Four years of waiting, gathering strength, resting. She had been sick of slaughter, but no more. Now that she—
Kerrigan blinked. Her mind, processing at light speed, sensed something and latched onto it. A psionic disturbance, far, far distant. Of great magnitude—it would have to be for her to have picked up on it from so far away. But then again, she herself had been able to telepathically contact Mengsk and Raynor when she was undergoing her transformation—touch their minds and cry out for aid. Aid which had not come in time, and for that, she was grateful, of course. But what was this, that sent ripples out as if from a stone tossed into a lake?
It was fading now. It was definitely human. And yet there was something else to it, a sort of … flavor, for lack of a better word. Something … protoss about it.
Kerrigan’s mind was always on a thousand things at once. She could see through any zerg’s eyes, dip into any zerg’s mind as she chose. But now she pulled back from all the ceaseless streaming of information and focused her attention on this.
Human … and protoss. Mentally working together. Kerrigan knew that Zeratul, the late unlamented Tassadar, and Raynor had shared thoughts. But they’d created nothing like what she now sensed. Kerrigan hadn’t even realized such a thing was possible. Human and protoss brains were so different. Even a psionic would have difficulty working with a protoss.
Unless …
Her fingers came up to touch her face, trailing along the spines that lay like Medusa locks on her head. She had been remade. Part human, part zerg. Maybe Mengsk had done the same thing with a human and a protoss. She wouldn’t put it past him. She would put very little indeed past him. She herself might even have been the one to give him the idea.

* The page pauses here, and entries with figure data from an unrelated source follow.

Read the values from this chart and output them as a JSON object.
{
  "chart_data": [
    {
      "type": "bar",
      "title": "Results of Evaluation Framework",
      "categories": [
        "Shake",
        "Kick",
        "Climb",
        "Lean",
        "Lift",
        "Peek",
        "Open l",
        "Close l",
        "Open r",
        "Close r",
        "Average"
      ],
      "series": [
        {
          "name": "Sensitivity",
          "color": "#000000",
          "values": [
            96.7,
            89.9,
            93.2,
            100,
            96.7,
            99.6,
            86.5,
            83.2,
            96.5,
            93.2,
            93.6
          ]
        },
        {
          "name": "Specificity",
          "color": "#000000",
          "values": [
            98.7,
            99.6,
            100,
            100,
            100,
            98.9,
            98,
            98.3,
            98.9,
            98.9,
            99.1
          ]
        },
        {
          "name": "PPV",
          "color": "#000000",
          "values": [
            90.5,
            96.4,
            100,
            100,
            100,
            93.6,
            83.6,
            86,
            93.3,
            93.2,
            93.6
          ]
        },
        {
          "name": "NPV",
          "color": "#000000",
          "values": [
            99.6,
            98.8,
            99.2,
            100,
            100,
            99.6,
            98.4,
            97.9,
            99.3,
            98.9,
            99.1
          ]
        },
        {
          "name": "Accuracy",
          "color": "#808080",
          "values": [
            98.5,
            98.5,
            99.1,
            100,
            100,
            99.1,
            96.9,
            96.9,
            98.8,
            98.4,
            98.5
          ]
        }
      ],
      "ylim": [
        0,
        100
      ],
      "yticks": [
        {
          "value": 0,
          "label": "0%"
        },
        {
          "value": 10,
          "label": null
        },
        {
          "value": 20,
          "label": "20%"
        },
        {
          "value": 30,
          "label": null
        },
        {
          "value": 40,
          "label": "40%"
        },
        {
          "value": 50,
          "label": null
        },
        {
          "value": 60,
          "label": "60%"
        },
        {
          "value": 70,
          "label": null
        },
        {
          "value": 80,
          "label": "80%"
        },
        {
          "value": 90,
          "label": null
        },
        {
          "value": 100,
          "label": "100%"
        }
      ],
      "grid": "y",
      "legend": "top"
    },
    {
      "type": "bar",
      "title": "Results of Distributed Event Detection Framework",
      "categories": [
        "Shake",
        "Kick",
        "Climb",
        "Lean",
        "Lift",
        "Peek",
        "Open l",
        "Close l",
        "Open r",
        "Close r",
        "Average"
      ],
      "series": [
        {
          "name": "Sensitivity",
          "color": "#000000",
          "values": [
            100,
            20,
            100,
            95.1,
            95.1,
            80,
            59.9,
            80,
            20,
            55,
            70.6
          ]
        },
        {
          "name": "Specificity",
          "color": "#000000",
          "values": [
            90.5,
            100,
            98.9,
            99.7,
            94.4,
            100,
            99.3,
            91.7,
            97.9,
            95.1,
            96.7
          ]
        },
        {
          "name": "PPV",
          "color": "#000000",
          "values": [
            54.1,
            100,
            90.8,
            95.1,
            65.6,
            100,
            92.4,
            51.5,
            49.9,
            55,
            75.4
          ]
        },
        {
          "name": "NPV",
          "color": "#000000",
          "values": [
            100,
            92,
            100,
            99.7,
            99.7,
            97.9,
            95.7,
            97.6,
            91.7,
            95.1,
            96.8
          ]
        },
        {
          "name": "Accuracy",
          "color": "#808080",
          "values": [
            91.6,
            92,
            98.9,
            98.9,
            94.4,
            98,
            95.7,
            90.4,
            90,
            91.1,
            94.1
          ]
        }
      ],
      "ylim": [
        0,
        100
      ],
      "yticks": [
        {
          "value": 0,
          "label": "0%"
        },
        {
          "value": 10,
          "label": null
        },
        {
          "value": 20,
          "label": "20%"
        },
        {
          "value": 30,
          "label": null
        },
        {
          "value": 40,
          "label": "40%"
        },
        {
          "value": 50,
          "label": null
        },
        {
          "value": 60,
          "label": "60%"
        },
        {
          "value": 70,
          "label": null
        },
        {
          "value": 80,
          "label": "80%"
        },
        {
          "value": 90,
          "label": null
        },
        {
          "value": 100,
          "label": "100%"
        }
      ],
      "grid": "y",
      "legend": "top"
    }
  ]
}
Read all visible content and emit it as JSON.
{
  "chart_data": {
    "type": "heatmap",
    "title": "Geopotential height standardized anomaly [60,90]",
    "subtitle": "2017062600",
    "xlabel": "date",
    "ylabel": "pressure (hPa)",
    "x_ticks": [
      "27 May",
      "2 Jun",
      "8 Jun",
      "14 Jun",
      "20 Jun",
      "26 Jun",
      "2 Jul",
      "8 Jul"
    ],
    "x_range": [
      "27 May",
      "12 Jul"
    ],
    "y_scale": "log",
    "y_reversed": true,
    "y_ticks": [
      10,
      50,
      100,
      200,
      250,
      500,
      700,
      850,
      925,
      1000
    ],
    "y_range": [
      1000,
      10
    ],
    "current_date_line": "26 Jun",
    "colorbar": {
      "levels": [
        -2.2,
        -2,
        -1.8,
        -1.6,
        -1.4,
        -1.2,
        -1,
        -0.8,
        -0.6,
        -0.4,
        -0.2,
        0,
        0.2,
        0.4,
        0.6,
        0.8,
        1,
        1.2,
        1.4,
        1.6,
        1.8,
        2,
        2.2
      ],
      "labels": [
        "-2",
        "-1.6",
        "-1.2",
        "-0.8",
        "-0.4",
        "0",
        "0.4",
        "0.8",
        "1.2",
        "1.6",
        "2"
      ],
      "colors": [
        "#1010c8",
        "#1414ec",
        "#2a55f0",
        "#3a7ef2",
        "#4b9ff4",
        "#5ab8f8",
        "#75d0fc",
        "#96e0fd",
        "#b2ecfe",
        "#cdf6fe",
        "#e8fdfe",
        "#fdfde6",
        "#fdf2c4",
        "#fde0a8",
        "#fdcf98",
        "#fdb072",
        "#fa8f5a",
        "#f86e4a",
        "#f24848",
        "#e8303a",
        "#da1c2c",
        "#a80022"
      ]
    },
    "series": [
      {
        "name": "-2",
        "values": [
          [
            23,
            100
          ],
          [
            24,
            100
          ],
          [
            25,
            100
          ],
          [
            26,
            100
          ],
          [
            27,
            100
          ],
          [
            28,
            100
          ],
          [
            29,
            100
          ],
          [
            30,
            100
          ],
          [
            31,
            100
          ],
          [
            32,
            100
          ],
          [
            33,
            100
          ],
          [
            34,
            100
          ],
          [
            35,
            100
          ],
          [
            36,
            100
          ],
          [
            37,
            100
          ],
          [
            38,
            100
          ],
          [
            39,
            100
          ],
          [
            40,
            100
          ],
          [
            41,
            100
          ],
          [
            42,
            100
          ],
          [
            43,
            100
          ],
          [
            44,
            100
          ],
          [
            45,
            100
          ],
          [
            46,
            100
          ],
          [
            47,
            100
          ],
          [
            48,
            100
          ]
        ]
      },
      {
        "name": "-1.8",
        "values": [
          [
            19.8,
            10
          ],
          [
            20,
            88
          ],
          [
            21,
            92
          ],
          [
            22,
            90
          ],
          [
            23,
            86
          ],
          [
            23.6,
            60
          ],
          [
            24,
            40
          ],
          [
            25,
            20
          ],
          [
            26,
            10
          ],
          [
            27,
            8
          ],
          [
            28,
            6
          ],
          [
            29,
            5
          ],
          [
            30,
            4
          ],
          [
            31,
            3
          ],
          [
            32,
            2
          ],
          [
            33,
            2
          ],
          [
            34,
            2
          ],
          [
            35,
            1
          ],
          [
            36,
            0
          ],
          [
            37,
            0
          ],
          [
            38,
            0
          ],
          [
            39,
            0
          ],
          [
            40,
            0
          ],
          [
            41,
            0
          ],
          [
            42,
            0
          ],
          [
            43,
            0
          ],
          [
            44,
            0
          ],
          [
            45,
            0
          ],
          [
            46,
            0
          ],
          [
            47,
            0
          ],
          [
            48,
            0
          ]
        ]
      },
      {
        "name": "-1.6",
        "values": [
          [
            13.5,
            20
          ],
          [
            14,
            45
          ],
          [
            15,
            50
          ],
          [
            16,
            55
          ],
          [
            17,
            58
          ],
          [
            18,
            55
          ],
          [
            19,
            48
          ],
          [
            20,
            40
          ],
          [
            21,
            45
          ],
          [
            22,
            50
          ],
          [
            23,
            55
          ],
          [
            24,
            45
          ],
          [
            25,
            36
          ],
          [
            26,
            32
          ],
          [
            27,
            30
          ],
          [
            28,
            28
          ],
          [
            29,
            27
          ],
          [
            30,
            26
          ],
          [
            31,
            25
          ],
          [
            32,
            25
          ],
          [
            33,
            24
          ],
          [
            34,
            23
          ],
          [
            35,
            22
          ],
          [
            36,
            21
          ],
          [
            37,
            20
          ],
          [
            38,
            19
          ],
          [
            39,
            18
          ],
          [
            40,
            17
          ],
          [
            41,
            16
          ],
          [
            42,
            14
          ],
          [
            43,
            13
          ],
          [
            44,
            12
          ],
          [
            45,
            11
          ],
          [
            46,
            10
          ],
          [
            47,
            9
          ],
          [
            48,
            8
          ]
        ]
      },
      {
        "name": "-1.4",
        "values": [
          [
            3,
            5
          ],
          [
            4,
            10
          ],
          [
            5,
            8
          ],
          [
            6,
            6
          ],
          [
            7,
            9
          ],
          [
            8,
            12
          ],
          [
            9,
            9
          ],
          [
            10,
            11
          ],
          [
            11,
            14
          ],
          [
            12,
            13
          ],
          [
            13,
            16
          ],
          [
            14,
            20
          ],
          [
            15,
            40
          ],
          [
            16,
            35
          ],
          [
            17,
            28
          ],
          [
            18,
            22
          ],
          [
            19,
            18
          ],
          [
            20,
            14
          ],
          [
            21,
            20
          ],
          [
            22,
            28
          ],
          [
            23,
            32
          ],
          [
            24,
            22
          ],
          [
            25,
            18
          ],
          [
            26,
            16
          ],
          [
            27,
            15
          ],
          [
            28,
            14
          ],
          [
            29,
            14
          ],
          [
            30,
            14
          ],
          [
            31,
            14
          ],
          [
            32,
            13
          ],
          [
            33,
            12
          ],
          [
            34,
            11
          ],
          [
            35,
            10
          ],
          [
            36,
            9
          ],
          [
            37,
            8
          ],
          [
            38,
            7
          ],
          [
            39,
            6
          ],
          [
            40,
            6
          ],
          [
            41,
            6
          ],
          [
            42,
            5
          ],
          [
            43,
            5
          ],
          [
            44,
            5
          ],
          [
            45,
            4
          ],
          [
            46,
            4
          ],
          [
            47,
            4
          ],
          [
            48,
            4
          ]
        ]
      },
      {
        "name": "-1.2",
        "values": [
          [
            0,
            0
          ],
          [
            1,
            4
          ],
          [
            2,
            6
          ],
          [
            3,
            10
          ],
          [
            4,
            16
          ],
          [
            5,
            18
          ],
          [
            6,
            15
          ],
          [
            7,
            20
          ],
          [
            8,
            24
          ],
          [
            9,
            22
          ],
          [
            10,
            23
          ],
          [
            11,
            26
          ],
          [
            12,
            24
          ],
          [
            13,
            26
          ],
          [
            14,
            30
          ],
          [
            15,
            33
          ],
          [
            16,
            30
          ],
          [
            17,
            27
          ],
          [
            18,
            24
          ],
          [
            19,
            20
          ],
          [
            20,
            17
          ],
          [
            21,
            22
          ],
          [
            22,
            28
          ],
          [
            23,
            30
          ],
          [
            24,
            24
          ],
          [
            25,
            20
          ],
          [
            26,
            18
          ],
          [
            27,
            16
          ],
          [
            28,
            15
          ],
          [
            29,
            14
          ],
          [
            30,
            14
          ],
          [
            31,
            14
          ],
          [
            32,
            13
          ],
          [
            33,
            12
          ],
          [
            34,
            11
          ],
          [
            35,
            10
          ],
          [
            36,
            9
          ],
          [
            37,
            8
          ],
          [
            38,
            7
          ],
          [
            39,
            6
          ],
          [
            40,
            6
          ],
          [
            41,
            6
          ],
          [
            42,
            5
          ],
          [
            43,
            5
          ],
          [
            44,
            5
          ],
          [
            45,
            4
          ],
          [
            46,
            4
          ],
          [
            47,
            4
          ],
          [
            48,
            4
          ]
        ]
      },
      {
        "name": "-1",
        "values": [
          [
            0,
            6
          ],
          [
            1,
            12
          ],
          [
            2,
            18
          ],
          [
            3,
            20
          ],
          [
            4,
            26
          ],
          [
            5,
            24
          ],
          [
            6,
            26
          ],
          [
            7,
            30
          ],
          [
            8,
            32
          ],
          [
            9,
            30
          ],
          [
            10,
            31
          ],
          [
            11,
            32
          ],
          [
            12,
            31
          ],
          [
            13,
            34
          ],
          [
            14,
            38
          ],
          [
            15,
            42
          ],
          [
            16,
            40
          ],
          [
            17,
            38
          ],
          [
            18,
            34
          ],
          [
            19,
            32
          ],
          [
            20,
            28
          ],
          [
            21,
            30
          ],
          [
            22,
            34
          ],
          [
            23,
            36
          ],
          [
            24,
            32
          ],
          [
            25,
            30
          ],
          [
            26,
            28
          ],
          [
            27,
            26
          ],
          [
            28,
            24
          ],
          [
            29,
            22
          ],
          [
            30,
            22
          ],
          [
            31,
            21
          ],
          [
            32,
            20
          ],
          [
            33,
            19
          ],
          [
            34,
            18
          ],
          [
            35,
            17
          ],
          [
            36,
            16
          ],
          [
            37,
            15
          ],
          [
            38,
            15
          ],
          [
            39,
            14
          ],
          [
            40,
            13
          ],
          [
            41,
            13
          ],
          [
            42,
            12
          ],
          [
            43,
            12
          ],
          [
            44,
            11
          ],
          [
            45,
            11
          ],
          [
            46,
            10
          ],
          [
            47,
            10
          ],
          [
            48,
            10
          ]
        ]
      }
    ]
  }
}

She’d been what was known as a ghost herself, once. A terran psychic, trained to assassinate, with technology that enabled her to become as invisible as the ghost for which she was named. She knew that people who trained in this program were made of stern stuff; the people who put them through the training, heartless.
Ripples in a pond.
She needed to go to the source.
What had gone wrong?
Valerian Mengsk couldn’t believe what he was seeing. His ships were just … sitting there in space while the vessel with Jacob Ramsey and Rosemary Dahl aboard made a successful jump. They were gone. He’d had them, but now they were gone.
“Raise Stewart!” he snapped. His assistant, Charles Whittier, jumped at his employer’s words.
“I’ve been trying to,” Whittier stammered, his voice pitched even higher than usual in his agitation. “They’re not responding. I can’t raise anyone at the compound either.”
“Did Dahl’s ship manage to emit some kind of electromagnetic pulse?” It was a possibility, but not a likely one; all of Valerian’s ships were well protected against such things happening.
“Possible, I suppose,” Whittier said doubtfully. “Still trying to raise—”
Eight screens came to life at once, with nearly a dozen people talking simultaneously. “Talk to Ethan,” Valerian ordered, leaning down to mute all the other channels. “Find out how it is that he managed to let them slip through his fingers. I’ll talk to Santiago.”
Santiago did not look like he wanted to talk. Valerian would go so far as to say the man looked positively rattled, but the admiral managed to compose himself.
“Sir,” Santiago said, “there was … I’m not sure how to explain it—some kind of psi attack. Ramsey rendered us all completely unable to move until he jumped.”
Valerian frowned, his gray eyes taking in images of the others on the vessel. They all looked shaken in one way or another, but—was that young woman over there smiling?
“Let me speak with Agent Starke,” Valerian said. If somehow Jacob Ramsey and the protoss inside his head had indeed been able to send such an attack against his best and brightest, Devon Starke would know the most about it.